To lift the massive experimental burden, we coupled machine learning and structure-guided protein design to generate a screening library as input for virtual prediction of Cas9 activity. To do so, we applied the machine learning-assisted directed evolution (MLDE) protocol for the prediction using the previously published and our in-house mutagenesis library. We found that MLDE could identify top variants in silico and potentially reduce experimental burden by as high as 95%. The machine learning prediction was in line with the experimental screen result, showing that mutations in 2 of the 8 shortlisted sites (N888 and A889 in the WED domain) conferred enhanced activity in KKH-SaCas9 (a PAM-broaden variant of Staphylococcus aureus Cas9). We further uncovered the variant with N888R and A889Q mutations named KKH-SaCas9-Plus with enhanced gene editing activity. It showed an improvement in enzyme activity of up to 33% in endogenous loci. We also showed that this dual mutations could improve the editing efficiency of our high-fidelity SaCas9 variant, KKH-SaCas9-SAV2, and KKH-SaCas9-derived cytosine base editor. Molecular modelling shows the beneficial effect could be attributed to the increased contacts of the WED domain with L989 in the PI domain around the PAM duplex. While our work demonstrates the great potential of the machine learning-assisted approach in protein optimization, it also highlights the importance of carrying out well-designed experimental mutagenesis for generating machine learning-compatible datasets for in silico screens.

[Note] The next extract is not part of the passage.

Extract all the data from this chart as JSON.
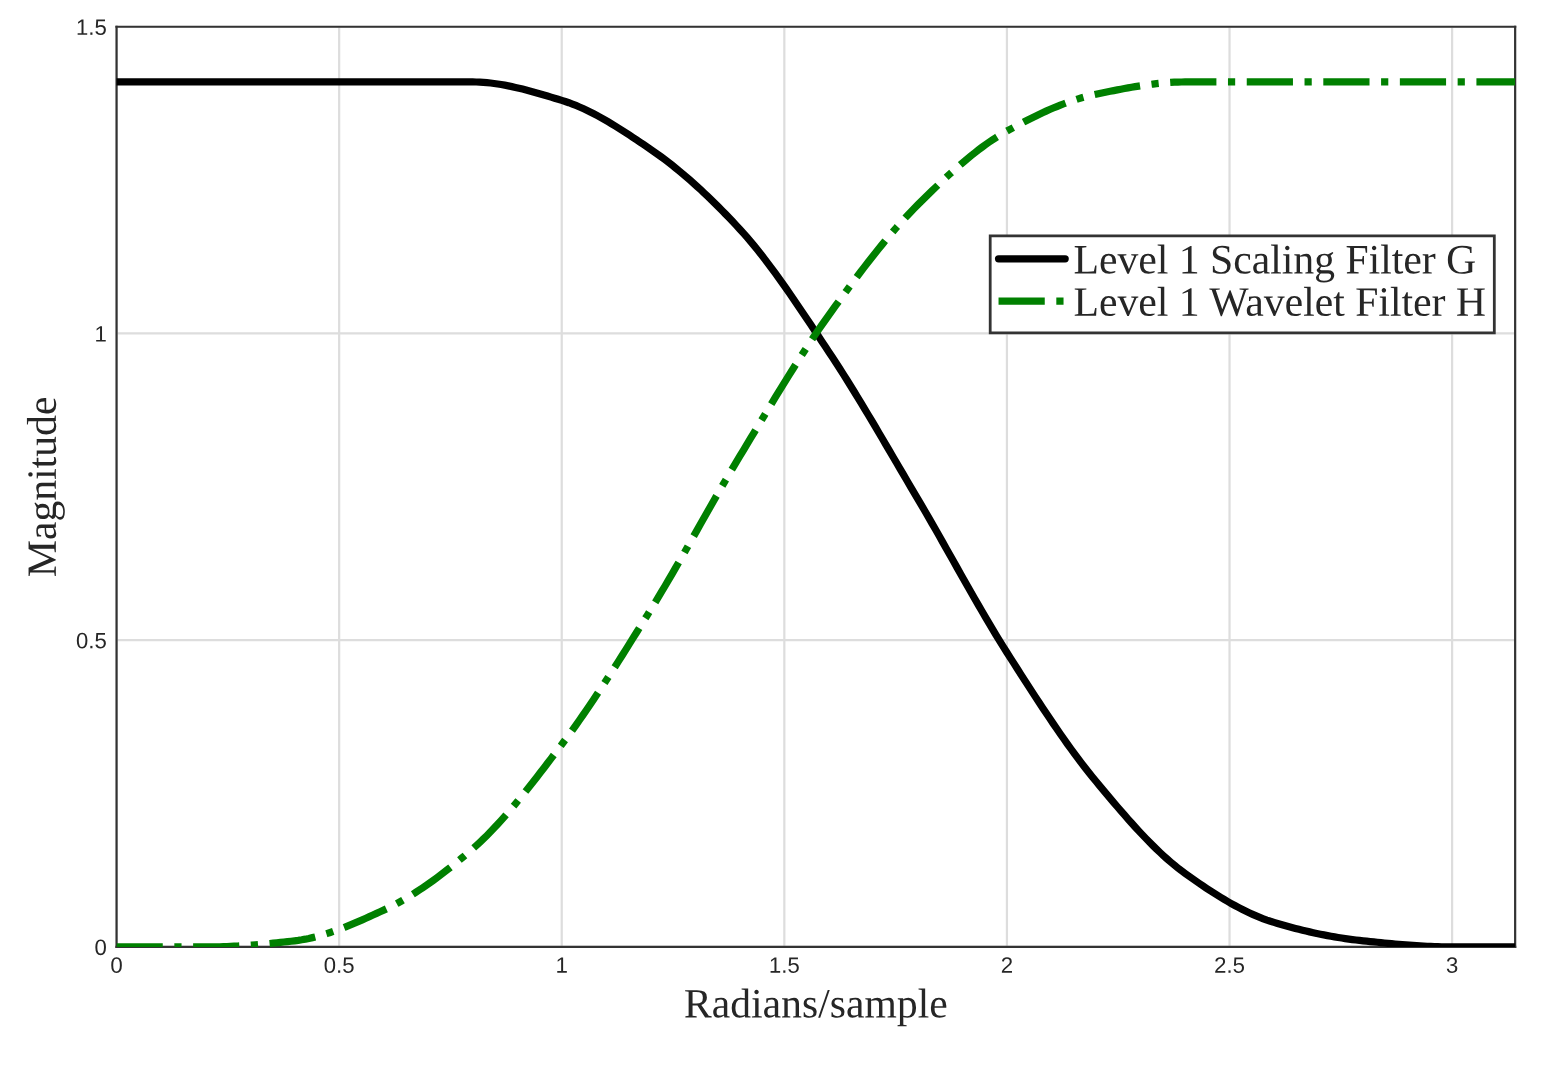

By drawing on what could be learnt by machine learning with an experimental dataset and information from the protein structure, our studies provide an approach to efficiently explore the combinatorial mutational space for the Cas9 protein optimization. Smaller Cas9 variants like Staphylococcus aureus Cas9 (SaCas9) are currently in the spotlight, as some of them have similar editing efficiency to the commonly used Streptococcus pyogenes Cas9 (SpCas9), but are smaller in size to fit in adeno-associated viral vectors to be delivered into human cells for therapies. We anticipate our approach could accelerate the engineering of more small Cas9 variants.